UK Investors Chase North American Equity Inflows as Cash Defences Ease
Investment Association (IA) data for April 2026 shows north American equity inflows of £932.2 million, the highest monthly figure for the sector since April 2025, as UK retail investors recorded a sixth consecutive month of net inflows and began unwinding positions in money market funds. The wire figure cited by several outlets was £860 million; the IA’s own press release gives £932.2 million, and that is the figure used here.
Miranda Seath, Director, Market Insight and Fund Sectors at the IA, framed the run plainly: ‘Six months of consecutive inflows is a meaningful signal that retail investors have not been shaken from their long-term plans, even as the investment landscape has remained far from straightforward.’
The backdrop helped. The MSCI World Index returned 9.6% in April in US dollar terms, its strongest monthly gain since 2020. Overall monthly retail inflows rose to £1.5 billion, up from £1.3 billion in March. Total industry funds under management reached £1.66 trillion by the end of April, compared with £1.46 trillion twelve months earlier.
North American Equity Inflows Dominate the Sector Rankings
The IA’s April 2026 best and worst-selling sector table underlines how concentrated the rotation was:
| Sector | Net retail flow (£m) |
|---|---|
| North America | +932.2 |
| Volatility Managed | +607.0 |
| Global | +385.1 |
| Mixed Bond | +373.5 |
| Mixed Investment 40-85% Shares | +341.2 |
| Short Term Money Market | -856.4 |
Within the North America figure, tracker funds accounted for £1.2 billion of inflows, with active North American funds in net outflow. That pattern held across the broader equity universe: equity index trackers attracted £1.7 billion while actively managed equity funds shed £2.4 billion. Tracker funds under management across all asset classes stood at £422 billion at end-April, representing 25.3% of total industry funds under management, supported by net retail inflows into trackers of £1.84 billion for the month.
Technology funds added £96 million, their first monthly inflow in seven months, as earnings from Alphabet (GOOGL), Meta (META), Amazon (AMZN) and Nvidia (NVDA) each beat analyst estimates.
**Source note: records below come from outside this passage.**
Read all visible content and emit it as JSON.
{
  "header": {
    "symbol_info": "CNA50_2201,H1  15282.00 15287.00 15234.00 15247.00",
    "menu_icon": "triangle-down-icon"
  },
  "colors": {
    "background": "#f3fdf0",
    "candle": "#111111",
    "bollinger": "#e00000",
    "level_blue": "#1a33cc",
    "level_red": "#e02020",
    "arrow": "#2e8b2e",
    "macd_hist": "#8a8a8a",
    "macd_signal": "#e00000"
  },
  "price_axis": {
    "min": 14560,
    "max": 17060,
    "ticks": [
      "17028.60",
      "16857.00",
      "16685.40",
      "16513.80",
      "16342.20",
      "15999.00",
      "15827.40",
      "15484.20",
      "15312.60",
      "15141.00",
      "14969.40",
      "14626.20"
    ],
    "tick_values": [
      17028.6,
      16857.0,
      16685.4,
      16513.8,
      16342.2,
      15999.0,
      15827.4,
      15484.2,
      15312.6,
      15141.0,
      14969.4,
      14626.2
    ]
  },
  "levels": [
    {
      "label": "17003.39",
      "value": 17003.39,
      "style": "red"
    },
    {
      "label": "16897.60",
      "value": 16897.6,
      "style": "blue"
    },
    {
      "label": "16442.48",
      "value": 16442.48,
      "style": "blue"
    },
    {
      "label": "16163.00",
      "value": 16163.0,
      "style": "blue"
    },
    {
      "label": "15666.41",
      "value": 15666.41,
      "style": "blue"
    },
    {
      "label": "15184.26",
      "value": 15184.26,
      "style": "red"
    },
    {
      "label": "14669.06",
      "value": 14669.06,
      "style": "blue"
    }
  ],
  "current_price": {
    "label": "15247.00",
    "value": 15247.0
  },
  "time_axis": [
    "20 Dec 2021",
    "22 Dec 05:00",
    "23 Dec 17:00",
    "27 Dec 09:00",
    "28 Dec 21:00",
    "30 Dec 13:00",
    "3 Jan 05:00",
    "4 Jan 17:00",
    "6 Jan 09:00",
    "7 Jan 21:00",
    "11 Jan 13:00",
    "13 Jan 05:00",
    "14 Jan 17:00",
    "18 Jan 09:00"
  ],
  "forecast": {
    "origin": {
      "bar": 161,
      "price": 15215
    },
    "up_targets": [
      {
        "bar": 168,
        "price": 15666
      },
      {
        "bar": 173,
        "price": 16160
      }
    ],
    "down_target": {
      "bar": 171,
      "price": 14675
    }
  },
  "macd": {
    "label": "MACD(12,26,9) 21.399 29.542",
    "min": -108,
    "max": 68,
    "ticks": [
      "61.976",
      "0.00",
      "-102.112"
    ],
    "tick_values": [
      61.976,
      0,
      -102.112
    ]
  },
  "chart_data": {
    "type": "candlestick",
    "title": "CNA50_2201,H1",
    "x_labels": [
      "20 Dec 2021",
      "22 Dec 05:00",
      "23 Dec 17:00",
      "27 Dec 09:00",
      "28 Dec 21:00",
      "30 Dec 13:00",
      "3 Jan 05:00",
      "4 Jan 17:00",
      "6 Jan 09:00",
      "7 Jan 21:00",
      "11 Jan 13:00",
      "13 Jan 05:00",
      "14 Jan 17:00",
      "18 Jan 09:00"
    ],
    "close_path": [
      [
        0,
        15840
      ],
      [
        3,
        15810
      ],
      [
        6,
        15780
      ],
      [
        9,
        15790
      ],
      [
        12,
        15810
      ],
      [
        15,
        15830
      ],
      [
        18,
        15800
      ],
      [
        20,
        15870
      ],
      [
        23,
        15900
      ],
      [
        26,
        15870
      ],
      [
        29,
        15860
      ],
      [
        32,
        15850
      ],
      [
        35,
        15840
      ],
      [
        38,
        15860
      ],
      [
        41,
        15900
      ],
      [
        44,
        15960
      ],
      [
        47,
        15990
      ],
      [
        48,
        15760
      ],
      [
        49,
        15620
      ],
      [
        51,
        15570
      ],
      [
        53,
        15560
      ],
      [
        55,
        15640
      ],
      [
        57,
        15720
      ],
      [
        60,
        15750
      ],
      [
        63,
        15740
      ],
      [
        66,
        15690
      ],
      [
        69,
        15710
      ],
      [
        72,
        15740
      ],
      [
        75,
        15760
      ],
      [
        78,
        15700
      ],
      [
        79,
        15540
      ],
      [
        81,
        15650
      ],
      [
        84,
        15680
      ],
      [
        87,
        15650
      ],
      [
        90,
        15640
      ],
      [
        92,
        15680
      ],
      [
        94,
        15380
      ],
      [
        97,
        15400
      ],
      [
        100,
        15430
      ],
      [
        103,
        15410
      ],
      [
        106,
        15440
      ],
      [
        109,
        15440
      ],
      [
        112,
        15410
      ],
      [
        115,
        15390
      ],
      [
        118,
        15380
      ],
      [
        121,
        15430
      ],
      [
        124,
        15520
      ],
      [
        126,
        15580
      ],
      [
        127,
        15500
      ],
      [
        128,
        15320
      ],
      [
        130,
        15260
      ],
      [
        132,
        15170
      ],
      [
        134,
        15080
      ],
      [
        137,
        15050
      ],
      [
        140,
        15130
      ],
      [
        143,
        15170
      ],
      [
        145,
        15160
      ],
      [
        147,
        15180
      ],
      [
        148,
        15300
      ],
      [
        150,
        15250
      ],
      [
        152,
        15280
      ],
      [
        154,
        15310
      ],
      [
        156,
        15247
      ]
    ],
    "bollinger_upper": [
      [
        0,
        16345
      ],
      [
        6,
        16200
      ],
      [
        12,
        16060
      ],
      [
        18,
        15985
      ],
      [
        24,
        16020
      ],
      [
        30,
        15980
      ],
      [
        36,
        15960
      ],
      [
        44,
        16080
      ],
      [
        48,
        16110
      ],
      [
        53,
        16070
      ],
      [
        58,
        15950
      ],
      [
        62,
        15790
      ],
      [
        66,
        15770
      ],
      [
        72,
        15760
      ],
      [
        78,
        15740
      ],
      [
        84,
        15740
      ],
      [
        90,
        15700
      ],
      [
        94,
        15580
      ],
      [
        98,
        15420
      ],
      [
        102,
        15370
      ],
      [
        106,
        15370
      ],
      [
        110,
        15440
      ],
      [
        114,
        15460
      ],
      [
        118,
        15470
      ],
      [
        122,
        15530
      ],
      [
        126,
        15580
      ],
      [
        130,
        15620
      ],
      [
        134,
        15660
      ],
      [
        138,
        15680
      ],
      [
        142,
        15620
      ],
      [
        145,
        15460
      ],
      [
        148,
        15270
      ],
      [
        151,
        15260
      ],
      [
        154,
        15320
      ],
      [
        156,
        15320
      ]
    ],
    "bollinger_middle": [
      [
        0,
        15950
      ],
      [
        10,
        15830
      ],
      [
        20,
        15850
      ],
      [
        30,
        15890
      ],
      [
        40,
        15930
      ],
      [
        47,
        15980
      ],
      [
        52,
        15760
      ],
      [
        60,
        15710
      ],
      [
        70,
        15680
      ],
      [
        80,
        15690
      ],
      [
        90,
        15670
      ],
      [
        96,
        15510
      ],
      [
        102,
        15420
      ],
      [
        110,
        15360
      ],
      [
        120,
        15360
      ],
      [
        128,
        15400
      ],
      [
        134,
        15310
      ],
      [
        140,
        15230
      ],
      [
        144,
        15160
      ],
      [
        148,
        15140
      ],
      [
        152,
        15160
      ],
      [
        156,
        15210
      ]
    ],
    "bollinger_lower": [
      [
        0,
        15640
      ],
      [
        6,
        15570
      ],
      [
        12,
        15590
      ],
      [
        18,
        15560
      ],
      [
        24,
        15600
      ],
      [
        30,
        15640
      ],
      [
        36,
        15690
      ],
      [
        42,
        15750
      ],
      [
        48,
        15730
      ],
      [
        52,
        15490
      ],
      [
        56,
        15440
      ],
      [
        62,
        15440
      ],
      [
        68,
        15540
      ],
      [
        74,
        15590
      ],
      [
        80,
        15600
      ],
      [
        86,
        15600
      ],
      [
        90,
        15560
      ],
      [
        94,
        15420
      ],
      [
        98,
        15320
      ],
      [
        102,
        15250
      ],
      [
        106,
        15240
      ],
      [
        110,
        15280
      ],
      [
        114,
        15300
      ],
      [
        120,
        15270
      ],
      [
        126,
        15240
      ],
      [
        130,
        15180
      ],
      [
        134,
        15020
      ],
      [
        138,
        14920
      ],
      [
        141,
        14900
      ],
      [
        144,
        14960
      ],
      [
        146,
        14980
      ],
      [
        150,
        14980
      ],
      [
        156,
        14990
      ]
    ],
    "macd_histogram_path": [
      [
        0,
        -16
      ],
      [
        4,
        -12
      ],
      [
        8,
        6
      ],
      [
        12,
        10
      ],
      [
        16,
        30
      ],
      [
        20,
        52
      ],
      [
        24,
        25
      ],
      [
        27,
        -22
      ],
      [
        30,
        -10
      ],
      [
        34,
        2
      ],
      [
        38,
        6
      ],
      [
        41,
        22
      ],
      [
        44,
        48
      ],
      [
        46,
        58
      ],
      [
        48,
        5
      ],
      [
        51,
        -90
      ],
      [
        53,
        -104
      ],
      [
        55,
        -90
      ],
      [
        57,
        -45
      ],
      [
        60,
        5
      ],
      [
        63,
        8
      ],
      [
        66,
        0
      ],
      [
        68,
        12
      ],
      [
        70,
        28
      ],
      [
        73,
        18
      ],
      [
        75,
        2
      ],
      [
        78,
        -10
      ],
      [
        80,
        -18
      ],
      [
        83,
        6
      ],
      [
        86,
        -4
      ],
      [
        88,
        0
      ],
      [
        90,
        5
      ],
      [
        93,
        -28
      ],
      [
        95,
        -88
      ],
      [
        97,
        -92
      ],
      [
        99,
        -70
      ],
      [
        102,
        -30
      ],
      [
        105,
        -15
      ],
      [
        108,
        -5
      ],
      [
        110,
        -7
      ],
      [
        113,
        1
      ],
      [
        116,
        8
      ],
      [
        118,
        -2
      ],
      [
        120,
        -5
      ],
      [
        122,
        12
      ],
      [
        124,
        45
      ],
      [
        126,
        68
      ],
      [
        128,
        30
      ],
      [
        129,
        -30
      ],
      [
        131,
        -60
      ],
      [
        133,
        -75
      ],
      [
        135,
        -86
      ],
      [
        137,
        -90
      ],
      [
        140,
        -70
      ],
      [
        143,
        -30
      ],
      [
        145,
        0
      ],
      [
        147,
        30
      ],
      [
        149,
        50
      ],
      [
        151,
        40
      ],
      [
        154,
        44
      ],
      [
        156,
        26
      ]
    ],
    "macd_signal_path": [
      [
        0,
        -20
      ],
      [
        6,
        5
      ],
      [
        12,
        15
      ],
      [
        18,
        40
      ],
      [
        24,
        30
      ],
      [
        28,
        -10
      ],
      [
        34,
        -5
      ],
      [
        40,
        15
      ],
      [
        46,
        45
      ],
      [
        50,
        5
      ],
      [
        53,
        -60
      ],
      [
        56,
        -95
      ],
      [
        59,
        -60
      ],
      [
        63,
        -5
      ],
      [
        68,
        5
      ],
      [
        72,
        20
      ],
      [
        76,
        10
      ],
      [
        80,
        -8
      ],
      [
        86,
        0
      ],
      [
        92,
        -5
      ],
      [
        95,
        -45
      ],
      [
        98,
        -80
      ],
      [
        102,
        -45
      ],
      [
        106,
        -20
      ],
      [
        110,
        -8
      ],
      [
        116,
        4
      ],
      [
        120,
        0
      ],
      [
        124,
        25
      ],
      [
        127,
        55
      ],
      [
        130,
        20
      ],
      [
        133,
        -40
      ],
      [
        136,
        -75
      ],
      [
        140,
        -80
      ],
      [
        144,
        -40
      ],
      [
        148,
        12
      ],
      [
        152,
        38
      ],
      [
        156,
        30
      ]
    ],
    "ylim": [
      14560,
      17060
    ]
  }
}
According to Bloomberg, 84% of the 485 S&P 500 companies that had reported first-quarter results by end-April surpassed forecasts. Regional equity funds outside North America moved in the opposite direction: UK equity funds lost £673 million, global emerging markets £477 million, Asia £399 million, and Europe £244 million.
Money Market Funds Post First Outflow Since August 2025
The clearest sign of shifting sentiment came from money market funds. April brought an outflow of £755 million, the first since August 2025, reversing a trend that had peaked with record inflows of £2.01 billion in March. Those March inflows had been driven in part by fears over the Middle East conflict and its implications for global energy supplies and inflation. Short Term Money Market was the worst-selling sector in April, with £856.4 million redeemed.
Seath noted the shift in positioning: ‘For much of the past year, investors have been holding capital in short-term cash-like assets, understandably so, given the level of uncertainty in markets. The fact that we are now seeing that money begin to move is an encouraging sign that investors are starting to feel more confident in the investment outlook, particularly for the US following a strong month of North American equity inflows.’
Volatility Managed funds drew £607 million, the second-highest monthly total ever recorded for that sector, behind only the £887 million seen in February 2020. Mixed assets overall attracted £1.8 billion, up from £1.1 billion in March.
Bond funds returned to inflows of £466 million after the prior month’s weakness, with Mixed Bond the best-selling fixed income sector at £373.5 million, followed by Sterling Corporate Bond at £85 million and Sterling High Yield at £79 million. UK Gilts attracted £67 million, while Government Bonds saw £147 million redeemed. Responsible investment funds ran against the broader trend, recording a net outflow of £381 million, including £423 million from SDR-labelled funds; total responsible investment assets stood at £108 billion, or 6.5% of industry funds under management.
Institutional flows are the unresolved question. Net institutional sales for April were -£12.5 billion, a sharp deterioration from -£3.8 billion in the same month a year earlier. Whether retail momentum broadens into institutional positioning, or runs ahead of it, will shape the next quarter’s picture for North American equity inflows and the wider fund industry.